Shares in BHP Billiton predictably surged more than 4%, or $1.93 on speculation that Chinese state-owned investor or investors were preparing to swoop to snatch a stake in the giant miner.
The rationale of the media reports was China’s unhappiness at BHP’s determination to take control of Rio Tinto and establish an even bigger global miner with dominating shares of the iron ore, copper, nickel and coal sectors.
Aluminium group, Chinalco was nominated by some as the candidate. It and Alcoa (which has struggled to be relevant in the current resources mad world) swooped on the London listed shares of Rio Tinto in early February, snapping up a 12% stake in those, and 9% overall, when the Australian listed shares are counted.
Other reports reckoned the vehicle for China’s plunge could be iron and steel giant, Baosteel, while other reports suggested it could be one of the wealth Funds being developed by China.
What is interesting is the automatic assumption that this will happen: such moves have been tipped before in the wake of the first BHP move on Rio early last November.
The usual suspects including Baosteel and the wealth funds were mentioned in numerous reports (all denied) from China. Chinalco is now on the list because of its plunge into Rio at just over $133 a share. (It’s back in the money with the recent firming in the Rio price.)
BHP shares leapt by almost two dollars yesterday before settling back to close around $1.51 up at just under $42 a share ($41.91). Rio shares edged up 48c to end at $137.88. The value of the BHP bid of 3.4 of its shares for every Rio share was $142.49, and the premium is a sign the market perhaps believes the latest tale of Chinese intrigue.

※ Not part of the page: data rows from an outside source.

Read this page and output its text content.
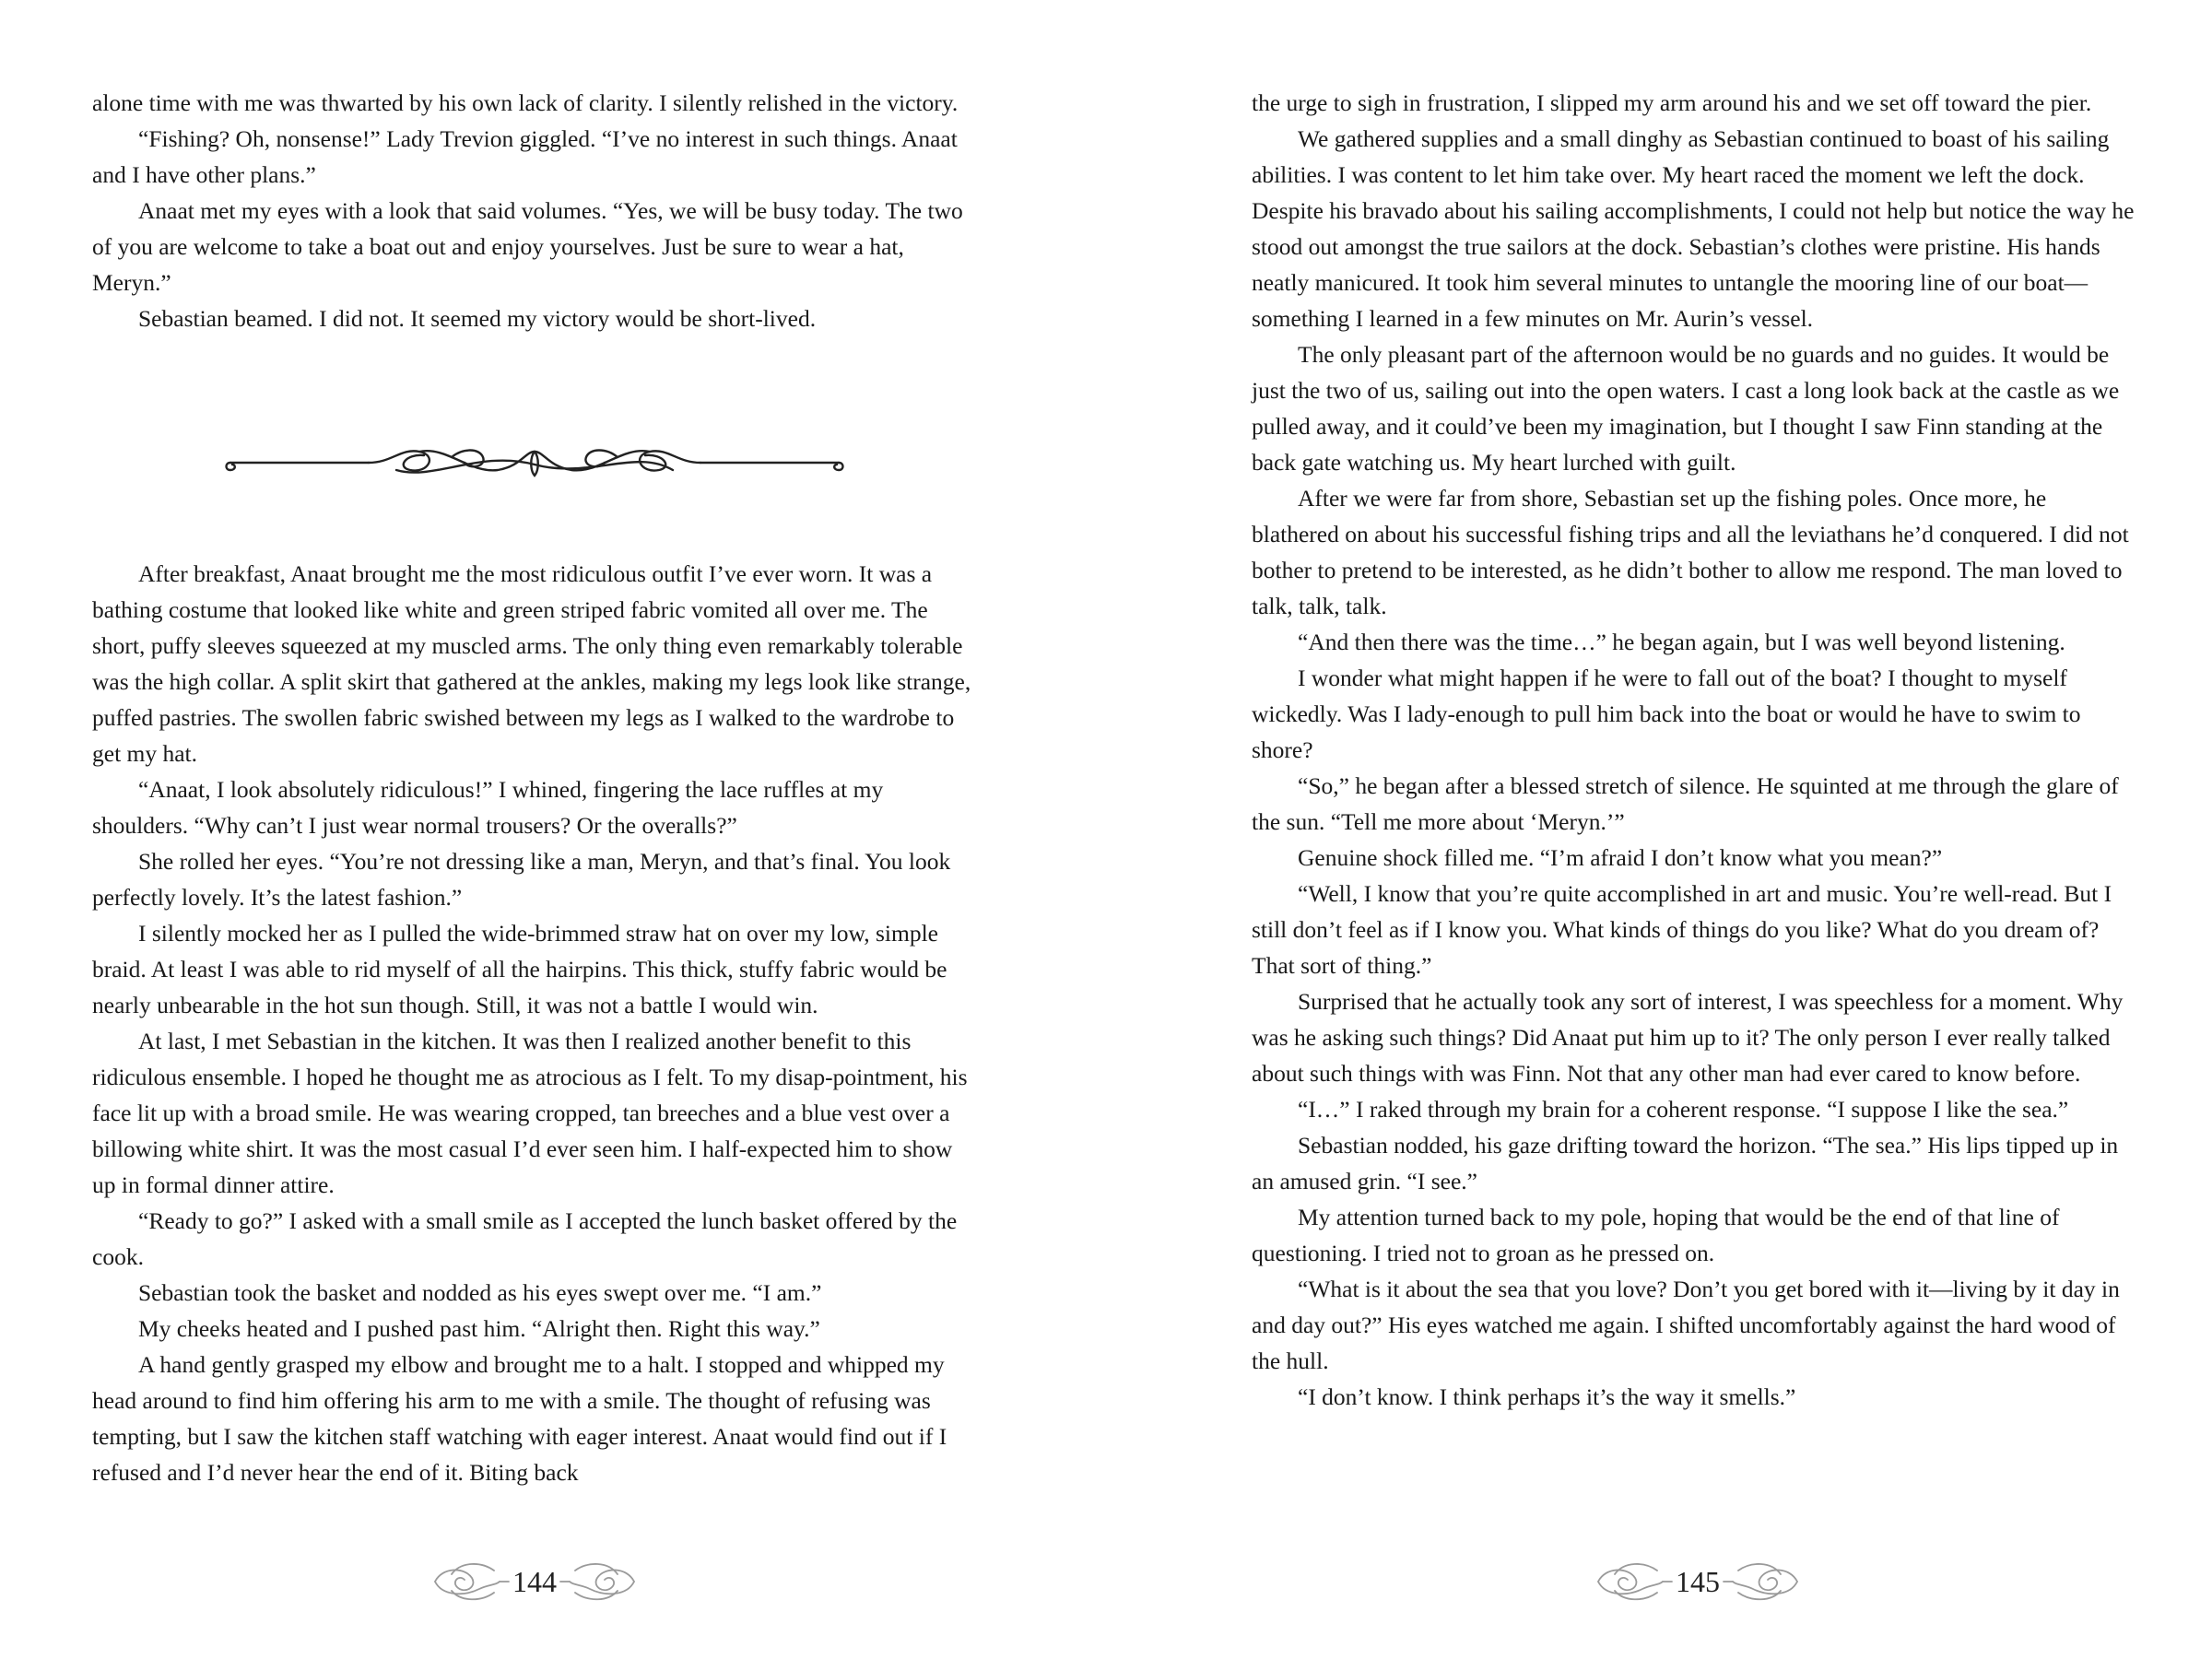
alone time with me was thwarted by his own lack of clarity. I silently relished in the victory.

“Fishing? Oh, nonsense!” Lady Trevion giggled. “I’ve no interest in such things. Anaat and I have other plans.”

Anaat met my eyes with a look that said volumes. “Yes, we will be busy today. The two of you are welcome to take a boat out and enjoy yourselves. Just be sure to wear a hat, Meryn.”

Sebastian beamed. I did not. It seemed my victory would be short-lived.

After breakfast, Anaat brought me the most ridiculous outfit I’ve ever worn. It was a bathing costume that looked like white and green striped fabric vomited all over me. The short, puffy sleeves squeezed at my muscled arms. The only thing even remarkably tolerable was the high collar. A split skirt that gathered at the ankles, making my legs look like strange, puffed pastries. The swollen fabric swished between my legs as I walked to the wardrobe to get my hat.

“Anaat, I look absolutely ridiculous!” I whined, fingering the lace ruffles at my shoulders. “Why can’t I just wear normal trousers? Or the overalls?”

She rolled her eyes. “You’re not dressing like a man, Meryn, and that’s final. You look perfectly lovely. It’s the latest fashion.”

I silently mocked her as I pulled the wide-brimmed straw hat on over my low, simple braid. At least I was able to rid myself of all the hairpins. This thick, stuffy fabric would be nearly unbearable in the hot sun though. Still, it was not a battle I would win.

At last, I met Sebastian in the kitchen. It was then I realized another benefit to this ridiculous ensemble. I hoped he thought me as atrocious as I felt. To my disap-pointment, his face lit up with a broad smile. He was wearing cropped, tan breeches and a blue vest over a billowing white shirt. It was the most casual I’d ever seen him. I half-expected him to show up in formal dinner attire.

“Ready to go?” I asked with a small smile as I accepted the lunch basket offered by the cook.

Sebastian took the basket and nodded as his eyes swept over me. “I am.”

My cheeks heated and I pushed past him. “Alright then. Right this way.”

A hand gently grasped my elbow and brought me to a halt. I stopped and whipped my head around to find him offering his arm to me with a smile. The thought of refusing was tempting, but I saw the kitchen staff watching with eager interest. Anaat would find out if I refused and I’d never hear the end of it. Biting back

144

the urge to sigh in frustration, I slipped my arm around his and we set off toward the pier.

We gathered supplies and a small dinghy as Sebastian continued to boast of his sailing abilities. I was content to let him take over. My heart raced the moment we left the dock. Despite his bravado about his sailing accomplishments, I could not help but notice the way he stood out amongst the true sailors at the dock. Sebastian’s clothes were pristine. His hands neatly manicured. It took him several minutes to untangle the mooring line of our boat—something I learned in a few minutes on Mr. Aurin’s vessel.

The only pleasant part of the afternoon would be no guards and no guides. It would be just the two of us, sailing out into the open waters. I cast a long look back at the castle as we pulled away, and it could’ve been my imagination, but I thought I saw Finn standing at the back gate watching us. My heart lurched with guilt.

After we were far from shore, Sebastian set up the fishing poles. Once more, he blathered on about his successful fishing trips and all the leviathans he’d conquered. I did not bother to pretend to be interested, as he didn’t bother to allow me respond. The man loved to talk, talk, talk.

“And then there was the time…” he began again, but I was well beyond listening.

I wonder what might happen if he were to fall out of the boat? I thought to myself wickedly. Was I lady-enough to pull him back into the boat or would he have to swim to shore?

“So,” he began after a blessed stretch of silence. He squinted at me through the glare of the sun. “Tell me more about ‘Meryn.’”

Genuine shock filled me. “I’m afraid I don’t know what you mean?”

“Well, I know that you’re quite accomplished in art and music. You’re well-read. But I still don’t feel as if I know you. What kinds of things do you like? What do you dream of? That sort of thing.”

Surprised that he actually took any sort of interest, I was speechless for a moment. Why was he asking such things? Did Anaat put him up to it? The only person I ever really talked about such things with was Finn. Not that any other man had ever cared to know before.

“I…” I raked through my brain for a coherent response. “I suppose I like the sea.”

Sebastian nodded, his gaze drifting toward the horizon. “The sea.” His lips tipped up in an amused grin. “I see.”

My attention turned back to my pole, hoping that would be the end of that line of questioning. I tried not to groan as he pressed on.

“What is it about the sea that you love? Don’t you get bored with it—living by it day in and day out?” His eyes watched me again. I shifted uncomfortably against the hard wood of the hull.

“I don’t know. I think perhaps it’s the way it smells.”

145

But would China risk making itself look foolish by being rejected or halted by the Australian Government when trying to buy shares in BHP without Australian Government approval and thereby trying to influence Australian economic and resource policy?
They might try to sneak up through the share register to get to 5% where it has to disclose. The big global investor, Barclays has just over 5% of the locally-listed shares, which makes it the biggest investor.
The Australian shares matter because it’s an Australian-domiciled company and under the approval given for the Billiton merger 8 years or so ago, it has to keep its head office here, the CEO and Chief Financial Officer here and a majority of Australians on the board.
They might try and buy shares in the London-listed shares of BHP because the Brits don’t really care about what happens in Australia and don’t have a clue about how to handle China.
(Witness the ham-fisted way Prime Minister Gordon Brown received the Olympic torch when the relay was in London, and allied himself with the Government and the Chinese security guards. In contrast Kevin Rudd says Australia and not China will look after security when the torch is in Canberra. He will be in Sydney when that happens (as planned) on April 24. No snub to China because he will be at the special service for the HMAS Canberra, but also not being publicly identified with the torch, the games and Tibet.)
Australian companies cannot buy stakes unannounced in Chinese companies, in China, where control lies. The shares in Chinese companies listed outside China have no meaning except as a way of providing trading and other opportunities for foreigners and some locals.
Chinese steelmakers have expressed repeated concerns about BHP’s ambitious bid for Rio, and have used the current iron ore and coking coal contract negotiations to punish both companies by delaying settlement and not taking spot prices. Both companies are also pressuring Chinese mills to pay a freight premium because Australia is closer than Brazil and the other major global producer, Vale (formerly CVRD).
Chinalco has given the usual conflicting statements: no it doesn’t want more of Rio, and yes if anything raising the stake might be more possible than reducing it.
BHP has six months from February 6 to turn its firm offer into a completed bid, and if it doesn’t happen, then it’s back to the drawing board for a while.
Any move to try and grab a stake in BHP would raise a lot of issues between Australia and China that both countries might not want aired in public. Australia has long had an historical fear of China and China has had a much longer distrust of foreigners.
Big Australian customers for resources in Japan, Taiwan, India, South Korea and other countries would not want to see China trying to control a key supporter, so the political and strategic fallout from any move on BHP would be dramatic.
Japan and China have long had difficult relations and its becoming more so at a business level as China grows and expands, although Japanese companies have no concerns at supplying China lots of manufactured goods in particular. Japanese exports to China rose 14.9% in February. Japanese exports to the US, its biggest market, fell for a sixth month in a row.